CHRONIQUES D'HAÏFA (Scandar Copti, 3 sep) LLL
Le film semble suivre au départ la vie sentimentale compliquée de deux jeunes adultes d'une famille palestinienne de Haïfa. Rami, le frère, apprend la grossesse de sa petite amie juive, et essaie de la convaincre d'avorter. Fifi, la soeur étudiante, a eu un accident de la route et souhaite dissimuler son dossier médical. Et la situation financière de leur père n'est pas florissante. Scandar Copti suggère les superstructures auxquelles sont confrontés les personnages : racisme systémique de certaines institutions sionistes (une scène révèle l'enrôlement des enfants dès la maternelle, comme le montraient déjà certains documentaires d'Avi Mograbi), structures patriarcales de part et d'autre, intériorisées par les mères.
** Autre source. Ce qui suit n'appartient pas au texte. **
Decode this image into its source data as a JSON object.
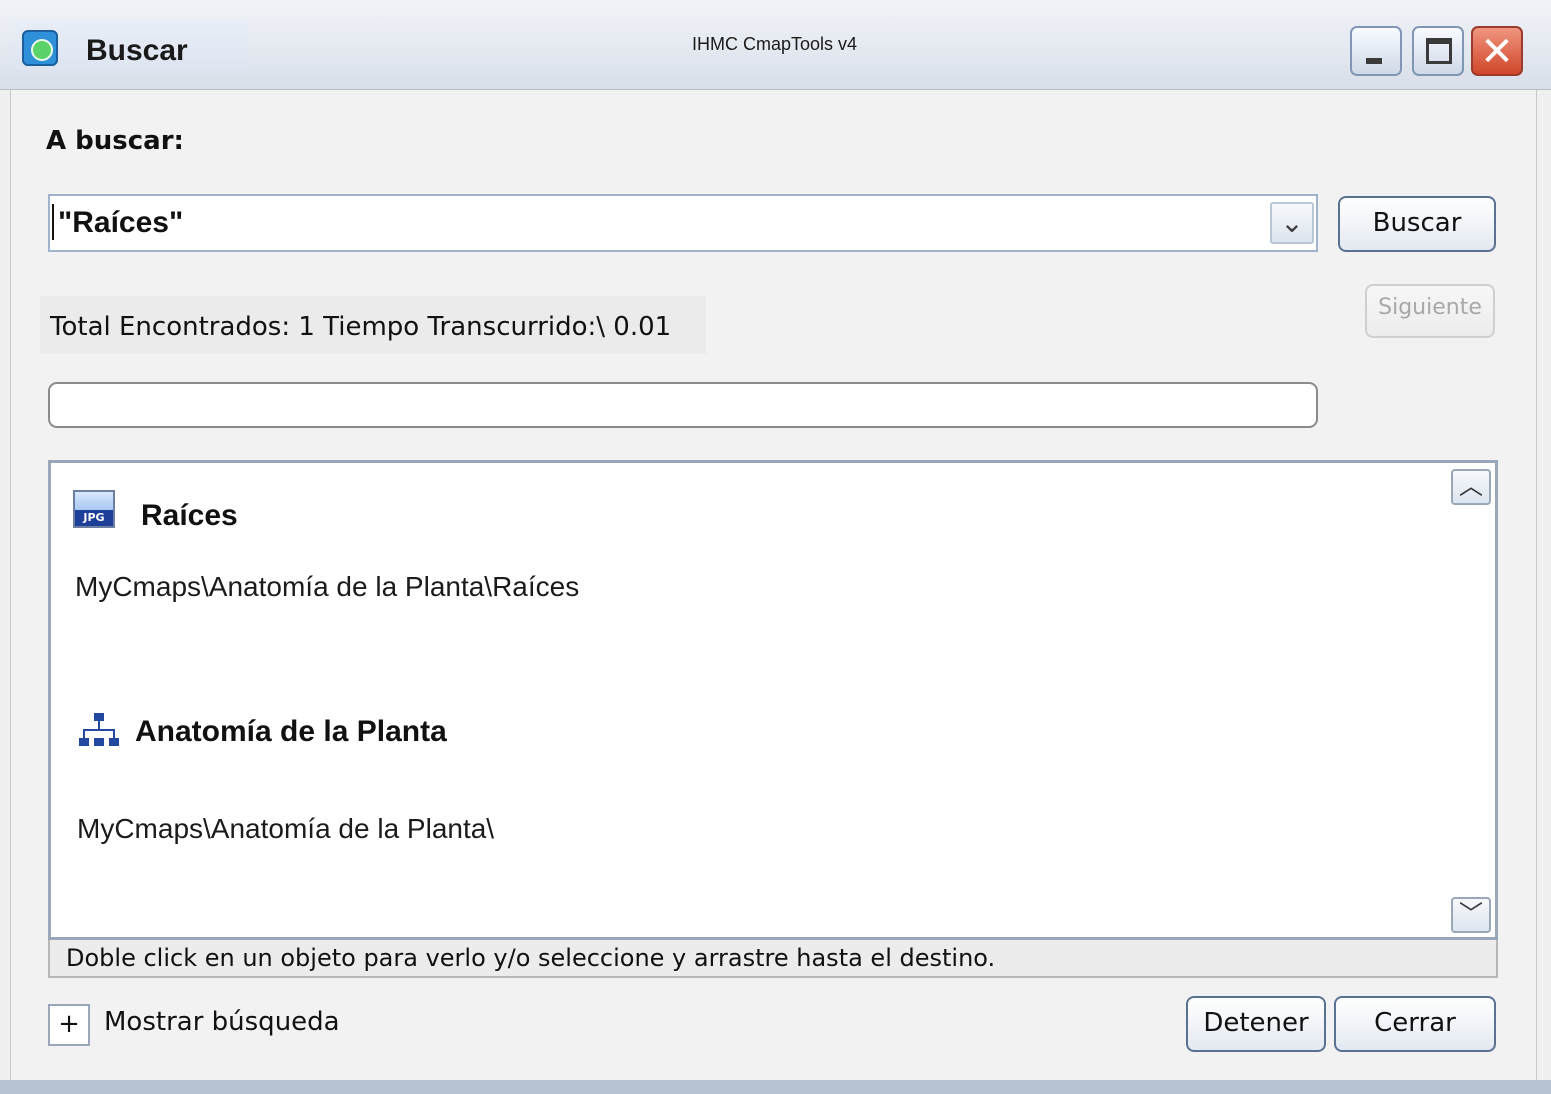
{
  "window": {
    "tab_title": "Buscar",
    "app_title": "IHMC CmapTools v4"
  },
  "search": {
    "label": "A buscar:",
    "value": "\"Raíces\"",
    "dropdown_icon": "chevron-down-icon",
    "button_label": "Buscar"
  },
  "status": {
    "text": "Total Encontrados:  1  Tiempo Transcurrido:\\ 0.01",
    "next_label": "Siguiente",
    "progress_fraction": 0
  },
  "results": [
    {
      "title": "Raíces",
      "path": "MyCmaps\\Anatomía de la Planta\\Raíces",
      "icon": "jpg-file-icon"
    },
    {
      "title": "Anatomía de la Planta",
      "path": "MyCmaps\\Anatomía de la Planta\\",
      "icon": "concept-map-icon"
    }
  ],
  "hint": "Doble click en un objeto para verlo y/o seleccione y arrastre hasta el destino.",
  "footer": {
    "expand_symbol": "+",
    "expand_label": "Mostrar búsqueda",
    "stop_label": "Detener",
    "close_label": "Cerrar"
  },
  "colors": {
    "titlebar": "#e3e8f0",
    "accent_border": "#5b7194",
    "close_button": "#d0462a"
  }
}
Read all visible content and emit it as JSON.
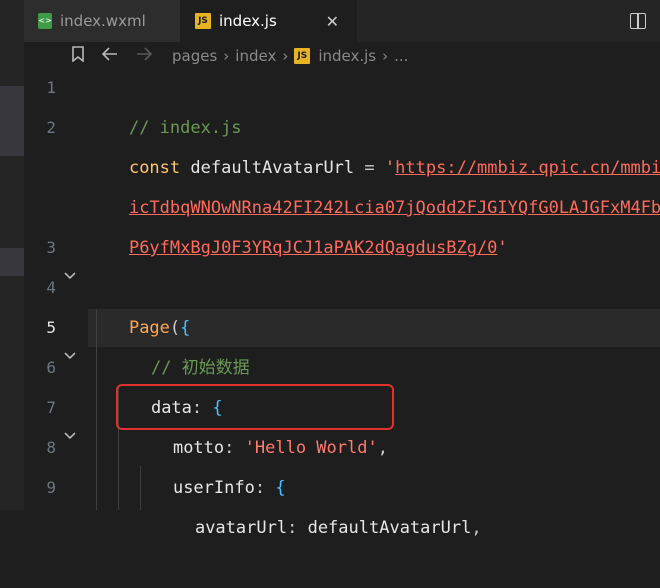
{
  "tabs": [
    {
      "label": "index.wxml",
      "icon": "wxml-file-icon"
    },
    {
      "label": "index.js",
      "icon": "js-file-icon",
      "active": true
    }
  ],
  "breadcrumb": [
    "pages",
    "index",
    "index.js",
    "..."
  ],
  "icons": {
    "bookmark": "bookmark-icon",
    "back": "back-arrow-icon",
    "forward": "forward-arrow-icon",
    "split": "split-editor-icon",
    "close": "close-icon"
  },
  "colors": {
    "annotation": "#e03030",
    "editor_bg": "#1e1e1e"
  },
  "code": {
    "line_numbers": [
      "1",
      "2",
      "",
      "",
      "3",
      "4",
      "5",
      "6",
      "7",
      "8",
      "9"
    ],
    "l1_comment": "// index.js",
    "l2_const": "const",
    "l2_name": "defaultAvatarUrl",
    "l2_eq": "=",
    "l2_quote": "'",
    "l2_url1": "https://mmbiz.qpic.cn/mmbi",
    "l2_url2": "icTdbqWNOwNRna42FI242Lcia07jQodd2FJGIYQfG0LAJGFxM4Fb",
    "l2_url3": "P6yfMxBgJ0F3YRqJCJ1aPAK2dQagdusBZg/0",
    "l2_close": "'",
    "l4_page": "Page",
    "l4_paren": "(",
    "l4_brace": "{",
    "l5_comment": "// 初始数据",
    "l6_key": "data",
    "l6_colon": ":",
    "l6_brace": "{",
    "l7_key": "motto",
    "l7_colon": ":",
    "l7_val": "'Hello World'",
    "l7_comma": ",",
    "l8_key": "userInfo",
    "l8_colon": ":",
    "l8_brace": "{",
    "l9_key": "avatarUrl",
    "l9_colon": ":",
    "l9_val": "defaultAvatarUrl",
    "l9_comma": ","
  }
}
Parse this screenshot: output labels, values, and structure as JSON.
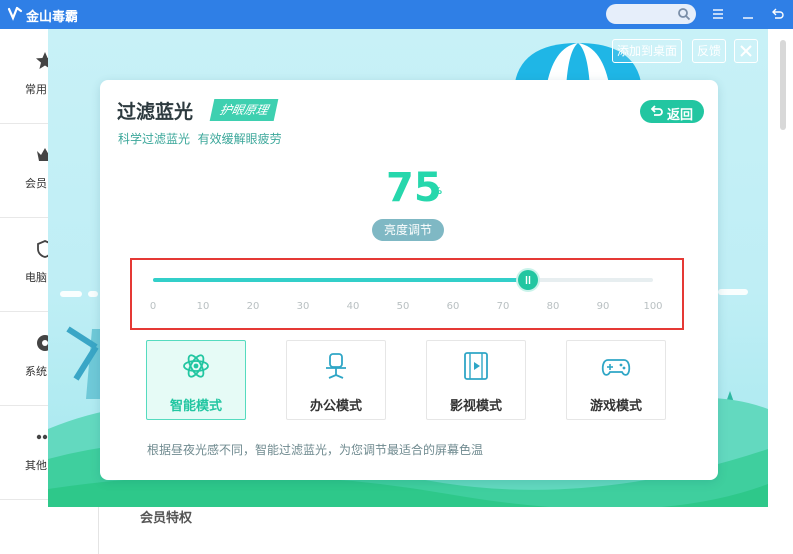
{
  "app": {
    "title": "金山毒霸"
  },
  "sidebar": {
    "items": [
      {
        "label": "常用",
        "icon": "star-icon"
      },
      {
        "label": "会员",
        "icon": "crown-icon"
      },
      {
        "label": "电脑",
        "icon": "shield-icon"
      },
      {
        "label": "系统",
        "icon": "gear-icon"
      },
      {
        "label": "其他",
        "icon": "more-dots-icon"
      }
    ]
  },
  "background": {
    "bottom_text": "会员特权"
  },
  "header": {
    "add_to_desktop": "添加到桌面",
    "feedback": "反馈"
  },
  "panel": {
    "title": "过滤蓝光",
    "principle_tag": "护眼原理",
    "subtitle": "科学过滤蓝光  有效缓解眼疲劳",
    "back_label": "返回",
    "value": "75",
    "unit": "%",
    "adjust_label": "亮度调节",
    "slider": {
      "min": 0,
      "max": 100,
      "value": 75,
      "ticks": [
        "0",
        "10",
        "20",
        "30",
        "40",
        "50",
        "60",
        "70",
        "80",
        "90",
        "100"
      ]
    },
    "modes": [
      {
        "label": "智能模式",
        "icon": "atom-icon",
        "active": true
      },
      {
        "label": "办公模式",
        "icon": "office-chair-icon",
        "active": false
      },
      {
        "label": "影视模式",
        "icon": "film-icon",
        "active": false
      },
      {
        "label": "游戏模式",
        "icon": "gamepad-icon",
        "active": false
      }
    ],
    "hint": "根据昼夜光感不同，智能过滤蓝光，为您调节最适合的屏幕色温"
  },
  "colors": {
    "accent": "#22c6a1",
    "titlebar": "#2f7fe6",
    "highlight_border": "#e53935"
  }
}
Mais il le fait avec beaucoup de finesse : le montage nous propose de revoir certaines scènes, déjà vues, sous un autre angle qui leur donne une signification nouvelle, ou supplémentaire.

LA FEMME QUI EN SAVAIT TROP
(Nader Saeivar, 27 aou) LLL
Coécrit avec Jafar Panahi, et un peu comme Les Graines du figuier sauvage de Mohammad Rasoulof, le film témoigne du fonctionnement de la société iranienne et de ses institutions en observant ce qui se passe dans les rapports intrafamiliaux entre Tarlan, une professeur de danse à la retraite, son fils emprisonné après la faillite de son commerce, ou Zara sa fille adoptive qui semble battue par son mari, un homme proche du pouvoir. Le titre suggère un suspense à la Hitchcock mais, malgré les faux-semblants, on comprend rapidement ce qu'il en est du crime au coeur de l'intrigue. L'un des intérêts du film réside dans le fait de montrer que le mouvement "Femme, vie, liberté" atteint toutes les générations. Et la séquence finale, grâce à la mise en scène, atteint une belle puissance métaphorique.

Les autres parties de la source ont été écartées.